What Doesn't Show

What Doesn't Show

What Doesn't Show

“If you have ever lost a loved one, then you know exactly how it feels.  And if you have not, then you cannot possibly imagine it.”  -Lemony Snicket, The Bad Beginning

“And maybe I was coping awfully well, I don’t know.  Certainly I wasn’t howling aloud or punching my fists through windows or doing any of the things I imagined people might do who felt as I did.  But sometimes, unexpectedly, grief pounded over me in waves that left me gasping; and when the waves washed back, I found myself looking over a brackish wreck which was illuminated in a light so lucid, so heartsick and empty, that I could hardly remember that the world had ever been anything but dead.”  -Donna Tartt, The Goldfinch

Two words have become permanent fixtures in my vocabulary: “fine” and “okay.”  The standard response when I have moved past the socially acceptable timeframe for grieving when asked how I am doing:  “I’m fine.”  It is perfectly clear that this question is asked automatically and people don’t really want a response; the response should be as automatic as the question.  If I responded “I’ve been to hell and back, how are you?” or “I felt like shit today” I will likely be met with a rather startled expression and uncomfortable stumbling over how to react.  So I provide the nondescript “I’m fine” response.  It is easier that way.

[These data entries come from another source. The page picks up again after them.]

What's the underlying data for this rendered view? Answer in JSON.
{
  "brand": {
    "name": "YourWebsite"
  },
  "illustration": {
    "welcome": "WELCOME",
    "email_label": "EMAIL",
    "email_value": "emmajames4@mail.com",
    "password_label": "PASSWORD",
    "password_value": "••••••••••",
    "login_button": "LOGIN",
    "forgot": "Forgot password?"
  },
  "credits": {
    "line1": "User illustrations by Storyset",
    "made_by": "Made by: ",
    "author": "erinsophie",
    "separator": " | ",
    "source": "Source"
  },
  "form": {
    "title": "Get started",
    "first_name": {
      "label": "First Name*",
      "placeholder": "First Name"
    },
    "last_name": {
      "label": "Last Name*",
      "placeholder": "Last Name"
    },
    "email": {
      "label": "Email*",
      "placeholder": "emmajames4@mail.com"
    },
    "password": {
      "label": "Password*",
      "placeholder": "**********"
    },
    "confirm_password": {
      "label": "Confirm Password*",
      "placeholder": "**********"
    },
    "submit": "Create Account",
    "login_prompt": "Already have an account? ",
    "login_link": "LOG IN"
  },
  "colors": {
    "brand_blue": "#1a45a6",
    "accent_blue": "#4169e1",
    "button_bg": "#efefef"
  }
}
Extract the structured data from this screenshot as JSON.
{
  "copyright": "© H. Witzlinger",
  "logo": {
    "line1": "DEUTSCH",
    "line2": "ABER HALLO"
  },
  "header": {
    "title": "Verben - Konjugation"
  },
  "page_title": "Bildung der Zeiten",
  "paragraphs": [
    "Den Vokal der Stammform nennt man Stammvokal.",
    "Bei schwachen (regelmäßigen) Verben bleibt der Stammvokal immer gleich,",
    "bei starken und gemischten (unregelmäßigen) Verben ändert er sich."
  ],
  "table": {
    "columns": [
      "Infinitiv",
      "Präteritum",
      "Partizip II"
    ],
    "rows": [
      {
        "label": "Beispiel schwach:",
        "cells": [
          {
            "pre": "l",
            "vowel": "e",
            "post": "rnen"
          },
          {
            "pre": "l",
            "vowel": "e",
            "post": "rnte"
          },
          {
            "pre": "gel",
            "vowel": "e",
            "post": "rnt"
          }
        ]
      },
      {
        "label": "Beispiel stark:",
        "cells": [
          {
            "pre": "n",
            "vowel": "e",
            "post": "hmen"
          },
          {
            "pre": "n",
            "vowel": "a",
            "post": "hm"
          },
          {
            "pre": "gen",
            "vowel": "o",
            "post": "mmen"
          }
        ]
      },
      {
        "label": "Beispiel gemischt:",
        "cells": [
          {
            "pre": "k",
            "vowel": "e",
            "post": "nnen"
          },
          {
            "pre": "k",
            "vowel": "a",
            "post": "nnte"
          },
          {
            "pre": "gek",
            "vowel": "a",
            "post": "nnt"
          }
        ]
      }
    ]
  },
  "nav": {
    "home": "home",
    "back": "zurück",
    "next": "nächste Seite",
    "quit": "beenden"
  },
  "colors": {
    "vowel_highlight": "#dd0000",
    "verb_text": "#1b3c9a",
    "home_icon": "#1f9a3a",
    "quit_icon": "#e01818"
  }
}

In the week or so leading up to losing Iris, when I felt deeply within my heart that something was wrong, even with no outward signs, I was a bit more specific when answering that question: “Physically, I’m fine.”  Mentally, I was a wreck, so I could not even bring myself to respond that I was “fine” implying that my whole being was fine.  I was only physically fine.

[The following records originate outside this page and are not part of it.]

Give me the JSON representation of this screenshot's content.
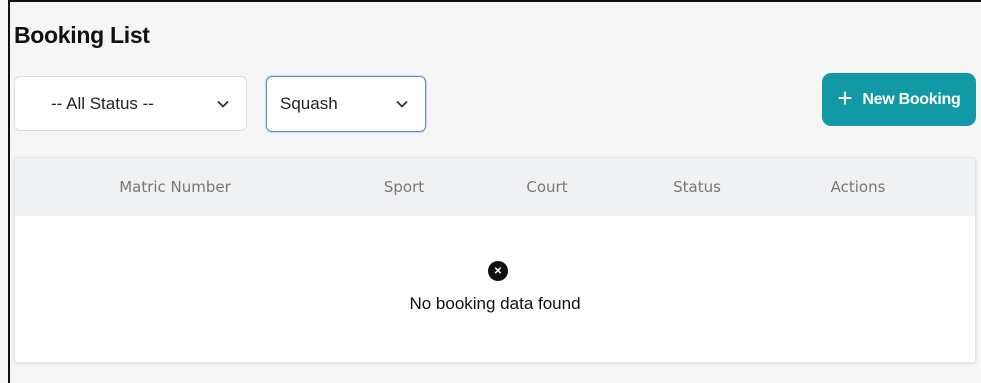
{
  "page": {
    "title": "Booking List"
  },
  "filters": {
    "status": {
      "value": "-- All Status --",
      "icon": "chevron-down-icon"
    },
    "sport": {
      "value": "Squash",
      "icon": "chevron-down-icon"
    }
  },
  "actions": {
    "new_booking_label": "New Booking",
    "new_booking_icon": "plus-icon"
  },
  "table": {
    "columns": [
      "Matric Number",
      "Sport",
      "Court",
      "Status",
      "Actions"
    ],
    "rows": [],
    "empty": {
      "icon": "close-circle-icon",
      "message": "No booking data found"
    }
  },
  "colors": {
    "accent": "#119aa6",
    "focus_border": "#5b8ed6",
    "header_bg": "#f0f1f3"
  }
}
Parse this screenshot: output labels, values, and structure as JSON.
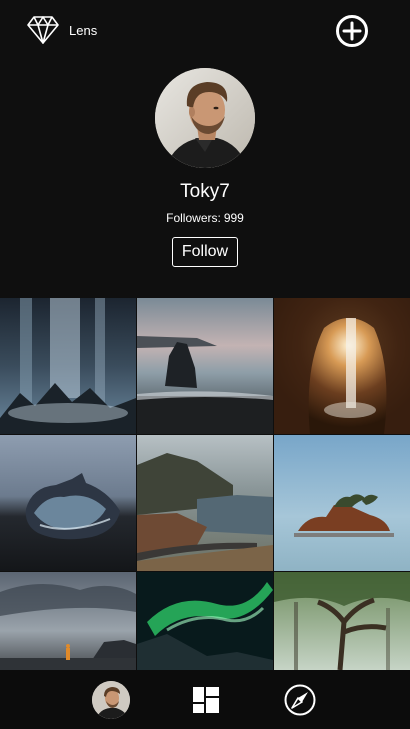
{
  "app": {
    "name": "Lens",
    "logo_icon": "diamond-icon",
    "add_icon": "plus-circle-icon"
  },
  "profile": {
    "username": "Toky7",
    "followers_label": "Followers:",
    "followers_count": "999",
    "follow_button": "Follow"
  },
  "photos": [
    {
      "subject": "waterfall over black rocks"
    },
    {
      "subject": "sea stack on black sand beach"
    },
    {
      "subject": "cave with waterfall"
    },
    {
      "subject": "ice block on black beach"
    },
    {
      "subject": "coastal cliffs with road"
    },
    {
      "subject": "rocky islet in calm sea"
    },
    {
      "subject": "person on rocky shore under clouds"
    },
    {
      "subject": "green aurora over mountain"
    },
    {
      "subject": "misty forest tree"
    }
  ],
  "bottom_nav": {
    "items": [
      {
        "id": "profile",
        "icon": "avatar-icon"
      },
      {
        "id": "grid",
        "icon": "grid-icon"
      },
      {
        "id": "explore",
        "icon": "compass-icon"
      }
    ]
  },
  "colors": {
    "background": "#0f0f0f",
    "text": "#ffffff"
  }
}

Immediately after losing Iris, I would respond with “I’m numb.”  I could not adequately summarize the range of emotions or the feeling that life had completely steamrolled me.

In therapy, the sessions are often started with “So, how are you doing?”  Here, I pause and will be much more concrete with a response such as “The week has been rough” and then go into specifics of what happened.  My therapist will listen and help me identify how I am feeling.  The general population does not want to hear about all of my suffering.

What is true about loss is that you only have the attention and sympathy of people around you for a brief window of time.  Then they move on with their lives while you are left to pick up the pieces of your broken heart.  I was unprepared for how quickly the world moved on after losing Nelle in September.  It felt like the window was even smaller this time.